Selon Piero Cypolone, membre du conseil d'administration de la BEC, les taux d'intérêt de la Banque centrale européenne peuvent continuer à baisser après la baisse de l'inflation. “Nous convenons tous qu'il est encore possible de fixer des taux,” [...]
“Nous sommes tous d'accord pour dire qu'il y a encore de la place pour la régulation des taux décroissants,” qu'il a dit à Reuters. Nous sommes presque sur la cible... et nous sommes toujours en territoire restrictif. ”
Une grande incertitude est la politique commerciale des États-Unis et cela pourrait frapper l'Europe, même avant toute barrière commerciale directe dans le bloc, a soutenu Cypolone.
Ce qui me dérange le plus, c'est si le président Trump se livre à une lutte commerciale complète avec la Chine”, a ajouté Cipolone. “Il s'agit d'une menace plus grave parce que la Chine a 35 % de la capacité de production mondiale. ”
Les États-Unis ont imposé une taxe de 10 % pour toutes les importations chinoises cette semaine, ce qui a entraîné des mesures de vengeance de Pékin.
Selon Cypolone, restreindre l'accès aux États-Unis obligerait la Chine à trouver d'autres marchés et pourrait lancer des produits de rabais en Europe, contenant de la croissance et des prix.
Toutefois, Cypolone semble minimiser l'impact des droits de douane potentiels sur l'Europe.
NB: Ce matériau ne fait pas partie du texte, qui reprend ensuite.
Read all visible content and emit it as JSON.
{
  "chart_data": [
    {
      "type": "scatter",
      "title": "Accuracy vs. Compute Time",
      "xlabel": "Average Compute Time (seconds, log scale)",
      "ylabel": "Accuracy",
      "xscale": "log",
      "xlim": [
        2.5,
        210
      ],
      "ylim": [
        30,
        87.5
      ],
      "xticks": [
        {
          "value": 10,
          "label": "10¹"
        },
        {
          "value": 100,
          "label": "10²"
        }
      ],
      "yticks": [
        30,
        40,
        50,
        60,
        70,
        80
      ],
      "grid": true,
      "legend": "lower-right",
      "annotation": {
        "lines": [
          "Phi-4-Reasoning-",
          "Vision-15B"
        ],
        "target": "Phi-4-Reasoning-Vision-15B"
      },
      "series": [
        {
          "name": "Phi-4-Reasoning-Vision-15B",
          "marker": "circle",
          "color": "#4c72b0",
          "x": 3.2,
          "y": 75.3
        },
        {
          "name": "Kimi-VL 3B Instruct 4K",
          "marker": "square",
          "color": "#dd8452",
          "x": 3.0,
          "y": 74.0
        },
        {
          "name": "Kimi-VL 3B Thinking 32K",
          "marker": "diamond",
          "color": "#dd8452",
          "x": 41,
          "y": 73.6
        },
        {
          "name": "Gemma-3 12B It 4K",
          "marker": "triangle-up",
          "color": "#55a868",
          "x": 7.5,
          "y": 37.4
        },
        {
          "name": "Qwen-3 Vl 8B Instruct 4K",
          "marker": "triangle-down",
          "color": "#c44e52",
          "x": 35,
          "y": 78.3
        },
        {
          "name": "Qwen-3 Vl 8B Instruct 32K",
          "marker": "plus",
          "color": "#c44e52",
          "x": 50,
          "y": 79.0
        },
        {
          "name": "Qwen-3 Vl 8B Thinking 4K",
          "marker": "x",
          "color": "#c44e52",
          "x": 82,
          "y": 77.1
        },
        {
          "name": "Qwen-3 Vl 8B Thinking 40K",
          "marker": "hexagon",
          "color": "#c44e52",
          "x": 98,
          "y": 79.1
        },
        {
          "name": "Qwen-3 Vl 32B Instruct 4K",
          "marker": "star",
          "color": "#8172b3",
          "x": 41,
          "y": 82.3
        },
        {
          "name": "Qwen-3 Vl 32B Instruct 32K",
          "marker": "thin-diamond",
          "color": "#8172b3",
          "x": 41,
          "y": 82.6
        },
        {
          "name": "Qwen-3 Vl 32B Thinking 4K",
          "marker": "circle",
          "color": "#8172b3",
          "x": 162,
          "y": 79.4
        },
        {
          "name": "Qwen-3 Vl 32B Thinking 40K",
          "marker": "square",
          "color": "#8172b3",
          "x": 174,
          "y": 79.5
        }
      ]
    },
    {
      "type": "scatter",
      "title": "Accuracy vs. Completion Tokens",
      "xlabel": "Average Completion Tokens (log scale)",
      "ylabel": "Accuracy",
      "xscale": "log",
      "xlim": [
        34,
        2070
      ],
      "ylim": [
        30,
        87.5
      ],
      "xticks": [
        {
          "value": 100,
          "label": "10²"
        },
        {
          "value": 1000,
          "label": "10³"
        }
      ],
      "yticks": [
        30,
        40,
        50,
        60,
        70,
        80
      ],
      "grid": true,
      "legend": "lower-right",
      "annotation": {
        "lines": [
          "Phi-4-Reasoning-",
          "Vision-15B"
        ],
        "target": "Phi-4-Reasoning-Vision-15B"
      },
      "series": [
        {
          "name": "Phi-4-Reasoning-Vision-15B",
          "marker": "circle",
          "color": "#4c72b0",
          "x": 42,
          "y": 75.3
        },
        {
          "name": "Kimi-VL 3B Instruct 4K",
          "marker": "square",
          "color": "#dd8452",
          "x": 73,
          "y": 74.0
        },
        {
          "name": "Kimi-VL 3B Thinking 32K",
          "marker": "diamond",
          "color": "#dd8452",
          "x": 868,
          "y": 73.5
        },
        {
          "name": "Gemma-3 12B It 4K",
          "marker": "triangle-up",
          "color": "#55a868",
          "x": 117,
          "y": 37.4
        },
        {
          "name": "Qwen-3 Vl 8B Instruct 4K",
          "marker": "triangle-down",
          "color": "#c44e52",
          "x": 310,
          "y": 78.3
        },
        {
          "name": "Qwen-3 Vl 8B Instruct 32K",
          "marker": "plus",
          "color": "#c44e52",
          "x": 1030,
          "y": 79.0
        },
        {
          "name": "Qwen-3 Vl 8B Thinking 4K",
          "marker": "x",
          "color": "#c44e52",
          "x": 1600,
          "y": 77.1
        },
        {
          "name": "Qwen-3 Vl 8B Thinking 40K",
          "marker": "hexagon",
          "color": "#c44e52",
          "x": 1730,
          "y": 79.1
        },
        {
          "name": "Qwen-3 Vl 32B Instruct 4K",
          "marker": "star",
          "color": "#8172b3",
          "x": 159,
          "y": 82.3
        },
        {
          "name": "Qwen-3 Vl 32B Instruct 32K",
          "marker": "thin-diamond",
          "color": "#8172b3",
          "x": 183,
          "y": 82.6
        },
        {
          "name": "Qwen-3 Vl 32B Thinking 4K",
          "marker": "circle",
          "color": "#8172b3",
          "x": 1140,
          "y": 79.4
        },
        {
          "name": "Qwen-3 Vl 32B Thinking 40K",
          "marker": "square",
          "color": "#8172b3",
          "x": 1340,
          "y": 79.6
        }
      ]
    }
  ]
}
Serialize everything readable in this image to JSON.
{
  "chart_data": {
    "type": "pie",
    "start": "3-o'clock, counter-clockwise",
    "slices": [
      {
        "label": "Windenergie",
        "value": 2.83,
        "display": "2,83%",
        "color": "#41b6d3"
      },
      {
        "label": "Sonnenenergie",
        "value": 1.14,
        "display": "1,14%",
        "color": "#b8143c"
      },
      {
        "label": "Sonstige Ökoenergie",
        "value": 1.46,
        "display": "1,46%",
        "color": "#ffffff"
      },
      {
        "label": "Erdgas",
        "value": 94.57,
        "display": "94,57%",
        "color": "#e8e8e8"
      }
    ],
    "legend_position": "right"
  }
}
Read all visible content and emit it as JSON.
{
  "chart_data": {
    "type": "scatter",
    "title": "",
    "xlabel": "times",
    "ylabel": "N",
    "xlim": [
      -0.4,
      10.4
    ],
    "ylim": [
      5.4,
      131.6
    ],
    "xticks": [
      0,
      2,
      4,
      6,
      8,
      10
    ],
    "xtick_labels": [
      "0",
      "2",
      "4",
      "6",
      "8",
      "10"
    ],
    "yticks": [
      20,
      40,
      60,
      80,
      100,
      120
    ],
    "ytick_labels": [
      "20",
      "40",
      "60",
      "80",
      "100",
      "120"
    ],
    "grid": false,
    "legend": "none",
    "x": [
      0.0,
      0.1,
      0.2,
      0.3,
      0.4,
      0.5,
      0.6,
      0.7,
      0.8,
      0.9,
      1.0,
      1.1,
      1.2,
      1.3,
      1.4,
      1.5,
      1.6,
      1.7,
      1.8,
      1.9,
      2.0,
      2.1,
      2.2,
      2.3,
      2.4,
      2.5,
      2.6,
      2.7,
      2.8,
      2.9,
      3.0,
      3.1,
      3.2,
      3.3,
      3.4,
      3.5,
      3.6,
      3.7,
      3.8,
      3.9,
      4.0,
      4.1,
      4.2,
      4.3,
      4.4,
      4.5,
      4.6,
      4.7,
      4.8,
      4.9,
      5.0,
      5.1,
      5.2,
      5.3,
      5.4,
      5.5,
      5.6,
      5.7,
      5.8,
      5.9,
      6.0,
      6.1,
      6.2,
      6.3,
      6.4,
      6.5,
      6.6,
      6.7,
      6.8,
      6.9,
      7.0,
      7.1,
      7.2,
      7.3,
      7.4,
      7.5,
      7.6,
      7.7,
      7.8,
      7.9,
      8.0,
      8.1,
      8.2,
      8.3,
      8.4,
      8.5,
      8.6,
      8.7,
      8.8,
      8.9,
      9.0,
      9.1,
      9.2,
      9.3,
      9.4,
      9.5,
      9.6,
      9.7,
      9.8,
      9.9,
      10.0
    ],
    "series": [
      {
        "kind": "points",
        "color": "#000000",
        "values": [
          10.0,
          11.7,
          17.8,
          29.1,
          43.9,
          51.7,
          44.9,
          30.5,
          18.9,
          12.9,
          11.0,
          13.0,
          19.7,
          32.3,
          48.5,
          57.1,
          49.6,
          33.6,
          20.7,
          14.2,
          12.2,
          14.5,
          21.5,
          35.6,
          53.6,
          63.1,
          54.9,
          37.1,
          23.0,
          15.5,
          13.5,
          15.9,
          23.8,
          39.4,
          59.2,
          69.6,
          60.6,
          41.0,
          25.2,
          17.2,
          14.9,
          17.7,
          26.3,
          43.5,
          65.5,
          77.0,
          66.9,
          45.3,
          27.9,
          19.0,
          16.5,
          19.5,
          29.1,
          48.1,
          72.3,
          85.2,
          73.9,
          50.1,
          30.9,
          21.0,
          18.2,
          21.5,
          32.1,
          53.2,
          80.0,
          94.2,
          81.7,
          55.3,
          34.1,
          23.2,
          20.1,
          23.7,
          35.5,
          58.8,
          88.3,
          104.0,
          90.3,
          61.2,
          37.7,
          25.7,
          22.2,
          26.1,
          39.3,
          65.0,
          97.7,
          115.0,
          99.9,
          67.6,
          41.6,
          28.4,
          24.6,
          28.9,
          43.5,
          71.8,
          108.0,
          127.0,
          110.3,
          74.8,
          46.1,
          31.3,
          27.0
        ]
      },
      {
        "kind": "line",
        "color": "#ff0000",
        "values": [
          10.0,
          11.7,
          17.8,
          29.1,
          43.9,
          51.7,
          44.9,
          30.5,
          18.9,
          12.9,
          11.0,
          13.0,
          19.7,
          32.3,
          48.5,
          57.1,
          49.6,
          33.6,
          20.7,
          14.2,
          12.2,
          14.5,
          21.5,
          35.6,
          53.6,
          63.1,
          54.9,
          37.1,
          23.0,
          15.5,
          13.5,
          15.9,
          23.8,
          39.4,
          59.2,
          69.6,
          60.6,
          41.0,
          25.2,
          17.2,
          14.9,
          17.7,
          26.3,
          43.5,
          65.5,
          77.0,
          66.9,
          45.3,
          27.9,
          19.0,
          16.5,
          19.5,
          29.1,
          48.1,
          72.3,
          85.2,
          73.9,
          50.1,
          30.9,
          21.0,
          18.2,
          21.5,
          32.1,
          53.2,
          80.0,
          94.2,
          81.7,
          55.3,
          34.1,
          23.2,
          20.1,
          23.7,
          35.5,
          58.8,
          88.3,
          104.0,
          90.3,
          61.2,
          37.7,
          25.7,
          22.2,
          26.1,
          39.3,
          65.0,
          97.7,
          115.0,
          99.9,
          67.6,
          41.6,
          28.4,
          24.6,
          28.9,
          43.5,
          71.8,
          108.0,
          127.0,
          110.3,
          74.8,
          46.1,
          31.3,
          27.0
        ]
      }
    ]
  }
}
Il a déclaré que les entreprises peuvent absorber certains des coûts les plus élevés en sacrifiant des marges bénéficiaires, tandis que l'affaiblissement inévitable de l'euro par rapport au dollar américain couvrirait également le bloc.
Les désaccords commerciaux peuvent retarder la croissance économique, mais pas assez pour stimuler une récession, d'autant plus que d'autres secteurs de l'économie font preuve de souplesse.
“Nous ne sommes peut-être pas florissants, mais je ne m'attends pas du tout à une récession,” dit-il.